Bir tutam sevgi

featured
service
Paylaş

Bu Yazıyı Paylaş

veya linki kopyala

İnsan her şeyi sever mi? Sevmek zorunda mı? Sevmede ölçü olmalı mı? Neyi, hangi ölçüye göre sevmeli? Aşk mı sevgi mi? Sevmenin merkezi neresi, kalp mi? Aklın rolü ne peki? Ya gözün, kulağın? İnsan sevdiğini karşısındakine nasıl gösterebilir? Çok sevdiğinin göstergesi nelerdir? Sorular, sorular, sorular, uzayıp giden sorular. Belki bu yazının tamamı sorulardan oluşabilirdi. Biraz düşüneduralım…

Malum, 14 Şubat yeni geçti. Her yerde bir reklam furyası. Sevginin ifadesi sadece maddiymiş gibi. İnternet ve sanal ortamda ise hem meseleyi tiye alan hem duruma vurgu yapan onlarca video dolaştı durdu. Birinin gördüğünü arkadaşları ile paylaşması ve kısa sürede dairenin genişlemesi ile videoların izlenmesi de patlama yaptı. Haliyle kimine güldük, kimine kızdık, kimine de evet deyip onay verdik. Her neyse…

Sevmek, yürek işi elbette. Ama göz görmese, seçmese, akıl düşünmese, algılamasa, dimağa yerleşmese görülen, sevgi tohumu düşer mi kalbe? Evet kalp, o tohumun yeşertildiği yer. Onu diğer duygu ve hasseler, uzuvlar desteklerse gelişip serpiliyor. Güzeli güzel yapan da üstün kılan da o kalp. “Güzelliğin on para etmez, bu bendeki aşk olmasa. Eğlenecek yer bulaman, gönlümdeki köşk olmasa” diyor Aşık Veysel. Ne de doğru söylüyor. Ama O’na bakarak bazen sevmek için görmek de gerekmez diyebiliriz. Hissetmek yeterli belki de…

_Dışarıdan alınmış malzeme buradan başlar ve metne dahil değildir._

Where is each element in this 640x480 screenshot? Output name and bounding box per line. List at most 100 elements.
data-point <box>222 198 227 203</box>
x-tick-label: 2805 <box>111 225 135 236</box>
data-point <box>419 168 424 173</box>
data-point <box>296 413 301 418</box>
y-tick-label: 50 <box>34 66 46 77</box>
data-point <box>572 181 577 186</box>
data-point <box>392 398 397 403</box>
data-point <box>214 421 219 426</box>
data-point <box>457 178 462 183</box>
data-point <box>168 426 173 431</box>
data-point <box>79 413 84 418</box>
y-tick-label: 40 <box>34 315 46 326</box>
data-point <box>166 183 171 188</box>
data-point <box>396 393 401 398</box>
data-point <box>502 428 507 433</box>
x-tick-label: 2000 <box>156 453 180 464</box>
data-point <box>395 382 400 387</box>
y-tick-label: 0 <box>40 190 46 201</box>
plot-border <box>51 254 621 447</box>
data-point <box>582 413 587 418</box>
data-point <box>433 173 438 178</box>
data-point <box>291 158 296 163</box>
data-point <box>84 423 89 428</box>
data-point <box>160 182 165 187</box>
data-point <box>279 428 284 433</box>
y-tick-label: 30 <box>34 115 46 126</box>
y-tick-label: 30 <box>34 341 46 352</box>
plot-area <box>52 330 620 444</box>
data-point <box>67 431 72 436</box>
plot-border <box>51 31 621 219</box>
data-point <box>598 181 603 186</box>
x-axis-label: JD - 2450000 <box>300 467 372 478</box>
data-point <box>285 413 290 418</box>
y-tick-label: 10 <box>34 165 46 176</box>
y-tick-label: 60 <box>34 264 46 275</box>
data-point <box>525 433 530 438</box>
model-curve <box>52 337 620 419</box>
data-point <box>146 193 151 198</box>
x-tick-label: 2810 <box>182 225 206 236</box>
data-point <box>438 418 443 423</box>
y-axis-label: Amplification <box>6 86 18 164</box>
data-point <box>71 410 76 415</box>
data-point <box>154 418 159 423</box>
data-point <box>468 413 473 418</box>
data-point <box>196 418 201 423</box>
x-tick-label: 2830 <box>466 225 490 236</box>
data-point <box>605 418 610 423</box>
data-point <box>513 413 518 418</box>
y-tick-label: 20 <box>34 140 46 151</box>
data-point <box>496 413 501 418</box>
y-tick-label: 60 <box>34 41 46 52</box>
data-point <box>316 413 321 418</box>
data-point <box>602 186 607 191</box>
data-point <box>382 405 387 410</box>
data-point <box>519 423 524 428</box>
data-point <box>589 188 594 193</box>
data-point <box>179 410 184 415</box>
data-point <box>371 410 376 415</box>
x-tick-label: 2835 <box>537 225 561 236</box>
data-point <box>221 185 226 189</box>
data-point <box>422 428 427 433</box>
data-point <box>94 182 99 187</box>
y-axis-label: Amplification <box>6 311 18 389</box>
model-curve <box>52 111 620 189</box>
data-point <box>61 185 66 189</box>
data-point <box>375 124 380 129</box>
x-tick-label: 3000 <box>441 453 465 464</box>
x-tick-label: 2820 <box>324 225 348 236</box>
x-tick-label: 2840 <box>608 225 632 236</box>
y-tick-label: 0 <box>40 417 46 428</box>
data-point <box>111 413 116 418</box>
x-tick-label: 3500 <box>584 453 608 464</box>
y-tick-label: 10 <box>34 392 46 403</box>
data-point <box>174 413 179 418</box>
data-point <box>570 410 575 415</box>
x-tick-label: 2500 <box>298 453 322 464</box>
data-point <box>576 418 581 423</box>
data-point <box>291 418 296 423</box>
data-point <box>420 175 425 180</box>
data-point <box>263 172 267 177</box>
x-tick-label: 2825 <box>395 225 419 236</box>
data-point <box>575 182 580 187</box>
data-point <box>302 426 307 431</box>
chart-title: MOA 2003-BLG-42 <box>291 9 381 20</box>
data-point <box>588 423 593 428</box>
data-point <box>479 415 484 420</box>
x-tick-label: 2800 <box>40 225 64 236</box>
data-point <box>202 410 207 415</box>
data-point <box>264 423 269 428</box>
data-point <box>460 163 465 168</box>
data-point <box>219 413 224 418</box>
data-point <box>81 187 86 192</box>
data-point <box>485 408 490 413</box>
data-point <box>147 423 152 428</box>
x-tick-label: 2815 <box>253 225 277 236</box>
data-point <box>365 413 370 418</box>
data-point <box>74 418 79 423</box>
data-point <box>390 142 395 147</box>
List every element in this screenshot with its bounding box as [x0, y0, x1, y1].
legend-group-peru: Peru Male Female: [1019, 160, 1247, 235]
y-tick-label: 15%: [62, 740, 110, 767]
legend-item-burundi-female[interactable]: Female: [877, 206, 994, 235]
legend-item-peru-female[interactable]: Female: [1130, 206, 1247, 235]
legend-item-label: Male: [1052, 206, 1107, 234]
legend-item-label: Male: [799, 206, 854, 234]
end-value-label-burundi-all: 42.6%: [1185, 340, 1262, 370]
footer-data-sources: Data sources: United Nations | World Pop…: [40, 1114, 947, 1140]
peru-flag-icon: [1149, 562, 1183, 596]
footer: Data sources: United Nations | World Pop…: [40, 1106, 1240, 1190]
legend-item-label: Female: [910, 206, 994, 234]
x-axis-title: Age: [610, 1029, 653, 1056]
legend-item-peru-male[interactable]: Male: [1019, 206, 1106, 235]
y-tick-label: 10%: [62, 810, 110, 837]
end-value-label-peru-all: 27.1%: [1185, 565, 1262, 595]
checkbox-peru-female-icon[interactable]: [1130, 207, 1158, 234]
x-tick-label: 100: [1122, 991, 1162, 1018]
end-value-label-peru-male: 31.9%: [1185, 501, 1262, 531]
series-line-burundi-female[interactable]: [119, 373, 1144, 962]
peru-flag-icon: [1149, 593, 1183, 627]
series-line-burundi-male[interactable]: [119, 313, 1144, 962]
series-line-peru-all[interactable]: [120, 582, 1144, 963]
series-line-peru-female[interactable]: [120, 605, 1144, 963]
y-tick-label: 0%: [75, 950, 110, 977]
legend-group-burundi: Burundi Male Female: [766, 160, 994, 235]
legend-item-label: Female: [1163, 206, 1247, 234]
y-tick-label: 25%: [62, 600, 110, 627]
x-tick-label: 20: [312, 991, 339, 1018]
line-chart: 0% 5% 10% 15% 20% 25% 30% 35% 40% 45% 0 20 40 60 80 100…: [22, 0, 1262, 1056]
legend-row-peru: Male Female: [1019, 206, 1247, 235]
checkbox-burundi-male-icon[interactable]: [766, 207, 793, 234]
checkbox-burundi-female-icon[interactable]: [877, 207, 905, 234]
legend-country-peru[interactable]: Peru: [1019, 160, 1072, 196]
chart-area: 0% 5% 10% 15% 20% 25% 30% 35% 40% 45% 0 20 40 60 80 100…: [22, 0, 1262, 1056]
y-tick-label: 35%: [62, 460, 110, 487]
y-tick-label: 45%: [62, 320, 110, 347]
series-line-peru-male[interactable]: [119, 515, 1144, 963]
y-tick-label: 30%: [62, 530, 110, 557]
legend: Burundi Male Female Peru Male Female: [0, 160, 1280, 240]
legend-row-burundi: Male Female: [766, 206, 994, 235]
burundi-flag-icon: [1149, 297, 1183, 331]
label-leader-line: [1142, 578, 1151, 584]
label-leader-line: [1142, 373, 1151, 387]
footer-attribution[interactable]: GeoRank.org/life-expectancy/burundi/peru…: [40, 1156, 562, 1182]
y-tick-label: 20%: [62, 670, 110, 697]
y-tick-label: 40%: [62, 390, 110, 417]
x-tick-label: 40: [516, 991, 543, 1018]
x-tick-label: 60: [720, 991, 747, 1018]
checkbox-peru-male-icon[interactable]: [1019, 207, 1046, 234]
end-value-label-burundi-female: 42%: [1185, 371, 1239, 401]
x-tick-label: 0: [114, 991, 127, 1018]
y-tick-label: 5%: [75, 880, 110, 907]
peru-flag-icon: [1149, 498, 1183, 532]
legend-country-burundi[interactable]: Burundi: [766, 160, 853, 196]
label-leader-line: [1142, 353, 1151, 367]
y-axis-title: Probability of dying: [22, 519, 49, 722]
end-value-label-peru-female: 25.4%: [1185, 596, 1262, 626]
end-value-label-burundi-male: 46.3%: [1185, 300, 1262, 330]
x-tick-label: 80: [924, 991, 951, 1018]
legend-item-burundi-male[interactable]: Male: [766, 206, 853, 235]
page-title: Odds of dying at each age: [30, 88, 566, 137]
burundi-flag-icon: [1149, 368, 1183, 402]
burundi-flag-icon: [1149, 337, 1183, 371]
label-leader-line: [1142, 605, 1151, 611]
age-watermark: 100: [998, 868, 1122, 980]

Sevginin bulunduğu, yer ettiği kalpte kin, nefret barınmaz diye düşünüyorum. Zira iki zıt bir arada nasıl olur? Geceyle gündüz gibi. Gündüz geldiğinde gecenin kaçması gibi sevginin yüzünü göstermesi ile ötekiler kaçmalı. Sevginin iyileştirici, onarıcı gücü kötülükleri de siler değil mi?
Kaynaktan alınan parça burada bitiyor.